Als es dann endlich zur Gründung kam, konnte nur eine Stadt der Welt als Ort dienen – Prag, die »Stadt mit dem heimlichen Herzschlag«, wenn man Gustav Meyrink folgen mag. In Prag entstand »Schlaraffia« – und egal, was die Gründer geplant hatten, eine »Schlaraffia« wie heute stand ihnen nicht vor Augen, als sie ihr Werk begannen.
Als der Wagner-Sänger Eilers von der »Arcadia« als »Proletarier« abgelehnt wurde, gründete man einige Straßen später den »Proletarier-Club«, der sich in den nächsten Jahren zur »Schlaraffia« wandelte. Man wandelte sich in einen Ritterclub, der sich eine eigene Zeitrechnung gab, die im Gründungsjahr 1859 mit 1559 begann. Das Mittelalter hatte gefühlt dort mit dem Tode Maximilian des II. 1519 gerade geendet, wo die »Schlaraffia« anschloss.
Schnell einigte man sich auf einige Grundregeln – so die Verehrung des Uhu, als eben nicht-weisem Cousin der Eule, die schlaraffische Begrüßung »Lulu« und einige andere Spezialwörter, die zum Teil aus dem lateinischen, zum Teil aus dem jiddischen und dem tschechen-deutschen Einzug in das sogenannte Schlaraffenlatein nahmen.

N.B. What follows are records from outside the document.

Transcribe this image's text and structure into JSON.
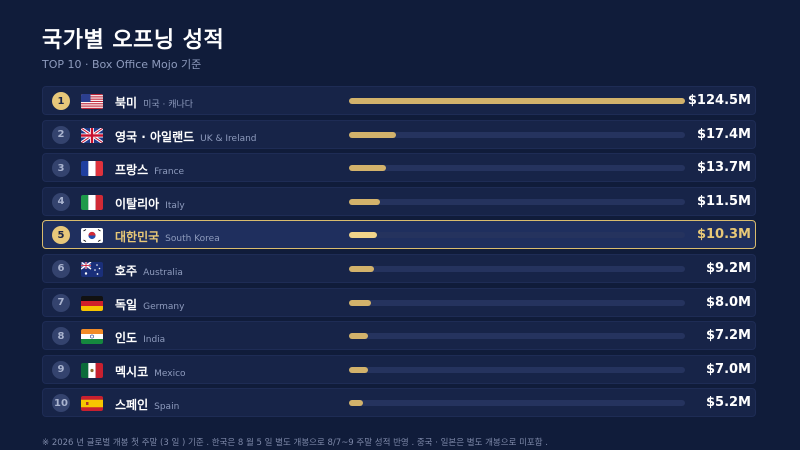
{
  "header": {
    "title": "국가별 오프닝 성적",
    "subtitle": "TOP 10 · Box Office Mojo 기준"
  },
  "footnote": "※ 2026 년 글로벌 개봉 첫 주말 (3 일 ) 기준 . 한국은 8 월 5 일 별도 개봉으로 8/7~9 주말 성적 반영 . 중국 · 일본은 별도 개봉으로 미포함 .",
  "colors": {
    "background": "#101c3a",
    "bar": "#d2b26b",
    "highlight": "#e8c877",
    "track": "#25335e"
  },
  "chart_data": {
    "type": "bar",
    "orientation": "horizontal",
    "unit": "$M",
    "highlight_index": 4,
    "categories": [
      "북미",
      "영국 · 아일랜드",
      "프랑스",
      "이탈리아",
      "대한민국",
      "호주",
      "독일",
      "인도",
      "멕시코",
      "스페인"
    ],
    "values": [
      124.5,
      17.4,
      13.7,
      11.5,
      10.3,
      9.2,
      8.0,
      7.2,
      7.0,
      5.2
    ],
    "rows": [
      {
        "rank": "1",
        "name": "북미",
        "eng": "미국 · 캐나다",
        "value_label": "$124.5M",
        "flag": "us-flag-icon"
      },
      {
        "rank": "2",
        "name": "영국 · 아일랜드",
        "eng": "UK & Ireland",
        "value_label": "$17.4M",
        "flag": "uk-flag-icon"
      },
      {
        "rank": "3",
        "name": "프랑스",
        "eng": "France",
        "value_label": "$13.7M",
        "flag": "france-flag-icon"
      },
      {
        "rank": "4",
        "name": "이탈리아",
        "eng": "Italy",
        "value_label": "$11.5M",
        "flag": "italy-flag-icon"
      },
      {
        "rank": "5",
        "name": "대한민국",
        "eng": "South Korea",
        "value_label": "$10.3M",
        "flag": "korea-flag-icon"
      },
      {
        "rank": "6",
        "name": "호주",
        "eng": "Australia",
        "value_label": "$9.2M",
        "flag": "australia-flag-icon"
      },
      {
        "rank": "7",
        "name": "독일",
        "eng": "Germany",
        "value_label": "$8.0M",
        "flag": "germany-flag-icon"
      },
      {
        "rank": "8",
        "name": "인도",
        "eng": "India",
        "value_label": "$7.2M",
        "flag": "india-flag-icon"
      },
      {
        "rank": "9",
        "name": "멕시코",
        "eng": "Mexico",
        "value_label": "$7.0M",
        "flag": "mexico-flag-icon"
      },
      {
        "rank": "10",
        "name": "스페인",
        "eng": "Spain",
        "value_label": "$5.2M",
        "flag": "spain-flag-icon"
      }
    ]
  }
}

Drei Dinge mussten zusammenkommen, um hier das zu erschaffen, was später zur »Schlaraffia« wurde. Erstens brauchte man Künstler mit hoher Bühnenpräsenz, charismatischer Ausstrahlung und Falstaff’schem Humor.
Zweitens musste man einen Traum haben – hier war es der Traum von einem ritterlichen Mittelalter der Romantik.
Drittens musste man erkennen, welche wichtige Rolle das Band der Freundschaft in einem solchen Bund zu spielen hätte.

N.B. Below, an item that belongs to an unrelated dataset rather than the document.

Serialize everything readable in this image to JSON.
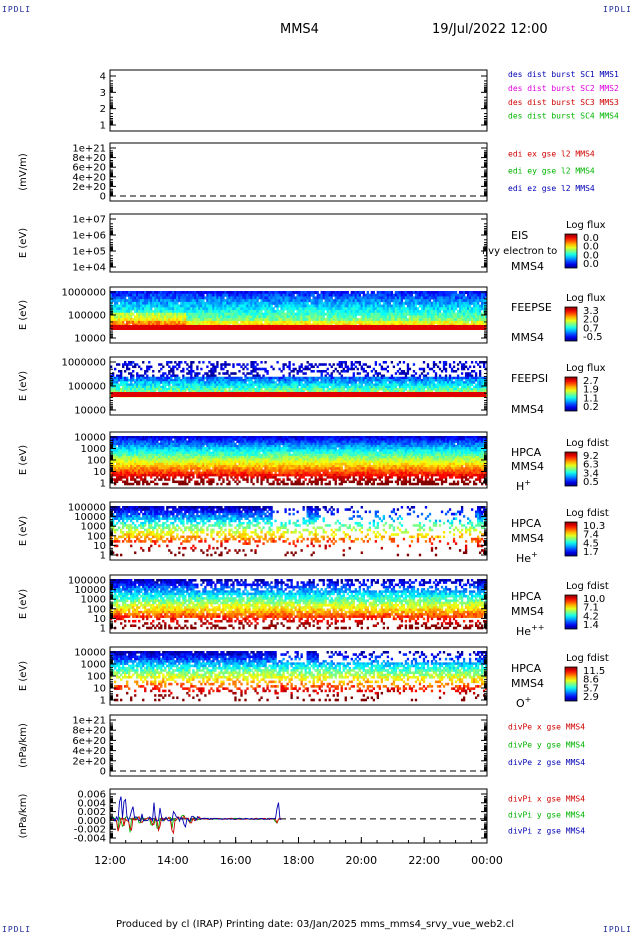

Durch die hohe Reisetätigkeit der Künstler verbreitete sich die Idee der »Schlaraffia« über die deutschsprachige Welt. Die zweite schlaraffische Generation hatte es in gewisser Weise leichter als die erste, sie brauchte das Geschaffene nur weiterzuführen und auszubauen.
Schon 1895 wurde die »Allschlaraffia« als international tätiger Verein amtlich anerkannt. 1898 wurde die Zeitrechnung des Abziehens von 300 Jahren durch die bis heute gebräuchliche schlaraffische Zeitrechnung »anno Uhui« ersetzt.
1888 bestanden bereits 93 Reyche, nach stürmischer Aufwärtsentwicklung waren es 1914 fast doppelt so viele, nämlich 179. Selbst in den vier folgenden Kriegsjahren kamen noch 19 Reyche hinzu. Diese Entwicklung brach allerdings 1918 ab.
Zusätzlich zur Gründung neuer Reyche kam es im Ersten Weltkrieg in den Frontgebieten und sogar in Gefangenenlagern zu schlaraffischen Zusammenschlüssen in Form von Uhunestern, Feldlagern, Kolonien und Kriegsreychen. Alle lösten sich am Ende des Krieges wieder auf.
Trotzdem wurde im Ersten Weltkrieg die internationale schlaraffische Gemeinschaft zerrissen. Schlaraffen standen auf beiden Seiten und mussten gegeneinander kämpfen. Ausländische Reyche in den Niederlanden, England, Frankreich und Südtirol lösten sich auf. Die schwerste Zeit kam aber im Dritten Reich, als die deutschen Schlaraffenreyche sich unter dem Druck der Nazis von der Allmutter »Praga« trennten und Arierparagraphen und Führer-Grundsatz annahmen, sich also gleichschalten ließen. Trotz dieser sehr bedenklichen, weil viel zu weit gehenden Zugeständnisse, wurde die deutsche »Schlaraffia« 1937 verboten und musste sich auflösen. In der dadurch eingetretenen, sogenannten Uhu-finsteren Zeit in Deutschland konnten Schlaraffen sich nur noch nichtöffentlich versammeln.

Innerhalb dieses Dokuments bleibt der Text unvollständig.